Results of the intervention on hand hygiene at the Khanh Hoa general hospital in 2014
Abstract
Nosocomial infection is one of leading causes threatening patient safety. Hand hygiene (HH) before and after contacting with patients is considered as simplest and most cost-effective solution which can reduce the risk of nosocomial infection by 50%. This study aims to evaluate the intervention on HH of doctors and nurses at 7 clinical departments in Khanh Hoa general hospital based on observations of all 214 doctors and nurses before and after intervention. Study findings show that HH compliance rate increases from 14.8% to 43.9% (p<0.01). The neurosurgery department has the highest HH increasing rate of 61.4% (from 5.3% to 66.7%) while the department of thoracic surgery has the lowest HH increasing rate of 10.3% only. Of those staff complying HH, the rate of correct practice increases from 62.1% to 82.3% (p<0.01).
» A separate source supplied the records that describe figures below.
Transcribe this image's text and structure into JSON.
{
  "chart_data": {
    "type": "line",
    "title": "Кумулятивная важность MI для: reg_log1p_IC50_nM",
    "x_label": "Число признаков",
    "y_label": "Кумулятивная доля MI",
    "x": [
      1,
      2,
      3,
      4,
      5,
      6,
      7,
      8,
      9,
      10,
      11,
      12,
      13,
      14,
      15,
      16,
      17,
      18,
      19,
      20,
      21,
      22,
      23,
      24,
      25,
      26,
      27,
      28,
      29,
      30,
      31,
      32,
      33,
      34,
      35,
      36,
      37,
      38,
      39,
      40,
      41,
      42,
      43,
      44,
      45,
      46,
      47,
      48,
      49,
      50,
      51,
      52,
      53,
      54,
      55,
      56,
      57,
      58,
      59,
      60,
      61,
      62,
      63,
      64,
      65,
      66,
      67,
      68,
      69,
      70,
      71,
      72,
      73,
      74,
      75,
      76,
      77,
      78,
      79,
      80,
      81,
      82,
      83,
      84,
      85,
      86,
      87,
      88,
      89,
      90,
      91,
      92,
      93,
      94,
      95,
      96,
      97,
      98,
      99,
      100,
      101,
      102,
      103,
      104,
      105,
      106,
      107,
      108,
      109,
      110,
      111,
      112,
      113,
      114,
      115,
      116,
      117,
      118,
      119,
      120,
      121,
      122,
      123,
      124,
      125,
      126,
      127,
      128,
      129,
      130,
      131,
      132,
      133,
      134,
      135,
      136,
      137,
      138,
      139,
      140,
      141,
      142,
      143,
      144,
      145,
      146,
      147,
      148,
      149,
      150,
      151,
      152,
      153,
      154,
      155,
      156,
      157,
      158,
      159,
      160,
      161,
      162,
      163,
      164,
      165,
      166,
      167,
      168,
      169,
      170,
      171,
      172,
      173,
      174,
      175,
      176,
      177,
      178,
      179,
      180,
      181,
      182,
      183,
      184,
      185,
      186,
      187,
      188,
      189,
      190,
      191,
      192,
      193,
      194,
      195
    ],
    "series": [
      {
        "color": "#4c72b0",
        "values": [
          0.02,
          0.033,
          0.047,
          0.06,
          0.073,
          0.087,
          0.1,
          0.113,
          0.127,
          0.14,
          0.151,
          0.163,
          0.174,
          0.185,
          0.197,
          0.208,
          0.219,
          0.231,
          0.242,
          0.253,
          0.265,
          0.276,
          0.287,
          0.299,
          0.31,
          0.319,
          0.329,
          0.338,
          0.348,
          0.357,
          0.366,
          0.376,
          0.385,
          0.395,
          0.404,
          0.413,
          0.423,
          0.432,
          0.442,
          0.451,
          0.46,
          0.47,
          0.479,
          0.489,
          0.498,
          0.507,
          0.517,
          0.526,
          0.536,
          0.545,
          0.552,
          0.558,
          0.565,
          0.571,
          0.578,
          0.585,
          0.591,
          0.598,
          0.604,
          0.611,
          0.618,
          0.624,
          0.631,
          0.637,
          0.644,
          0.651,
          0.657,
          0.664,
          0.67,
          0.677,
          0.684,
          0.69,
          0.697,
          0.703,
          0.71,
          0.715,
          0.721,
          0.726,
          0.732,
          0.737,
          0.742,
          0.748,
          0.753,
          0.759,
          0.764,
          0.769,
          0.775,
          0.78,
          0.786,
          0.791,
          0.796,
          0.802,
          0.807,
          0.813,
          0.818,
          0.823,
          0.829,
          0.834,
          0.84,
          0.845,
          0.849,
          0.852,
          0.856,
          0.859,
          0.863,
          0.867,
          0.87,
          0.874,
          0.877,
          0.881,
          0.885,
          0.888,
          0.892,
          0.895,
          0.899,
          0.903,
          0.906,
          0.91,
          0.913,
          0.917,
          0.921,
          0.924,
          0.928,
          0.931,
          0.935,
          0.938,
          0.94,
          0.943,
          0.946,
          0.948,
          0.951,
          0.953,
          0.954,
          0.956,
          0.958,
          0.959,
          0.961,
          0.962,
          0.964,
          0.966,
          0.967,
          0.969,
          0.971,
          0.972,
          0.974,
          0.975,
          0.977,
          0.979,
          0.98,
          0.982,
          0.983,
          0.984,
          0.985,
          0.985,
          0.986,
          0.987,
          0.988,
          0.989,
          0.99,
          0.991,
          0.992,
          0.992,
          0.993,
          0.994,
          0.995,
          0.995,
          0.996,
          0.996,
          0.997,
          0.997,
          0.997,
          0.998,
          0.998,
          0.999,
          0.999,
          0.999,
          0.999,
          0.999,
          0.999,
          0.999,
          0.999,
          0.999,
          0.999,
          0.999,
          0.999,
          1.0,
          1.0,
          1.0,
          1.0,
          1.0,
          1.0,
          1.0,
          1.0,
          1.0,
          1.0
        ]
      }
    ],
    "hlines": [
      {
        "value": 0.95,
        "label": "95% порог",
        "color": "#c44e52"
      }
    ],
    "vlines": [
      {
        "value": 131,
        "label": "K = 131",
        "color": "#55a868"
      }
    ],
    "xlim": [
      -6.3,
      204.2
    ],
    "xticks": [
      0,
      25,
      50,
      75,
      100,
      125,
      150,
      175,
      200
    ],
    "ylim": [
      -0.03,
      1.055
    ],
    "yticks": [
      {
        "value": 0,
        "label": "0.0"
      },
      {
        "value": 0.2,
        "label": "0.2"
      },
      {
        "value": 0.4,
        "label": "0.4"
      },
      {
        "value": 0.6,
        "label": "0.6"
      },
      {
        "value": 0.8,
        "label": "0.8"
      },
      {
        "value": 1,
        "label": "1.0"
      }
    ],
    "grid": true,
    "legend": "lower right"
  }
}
The hospital should maintain those interventions, and conduct continuous training on HH for all staff every 6 months. The departments’ leaders need to regularly remind on HH during department meetings while the department of infection control in collaboration with infection control network among clinical departments conducts HH control and supervision periodically and extraordinarily, and includes these results into criteria for monthly staff work performance assessment.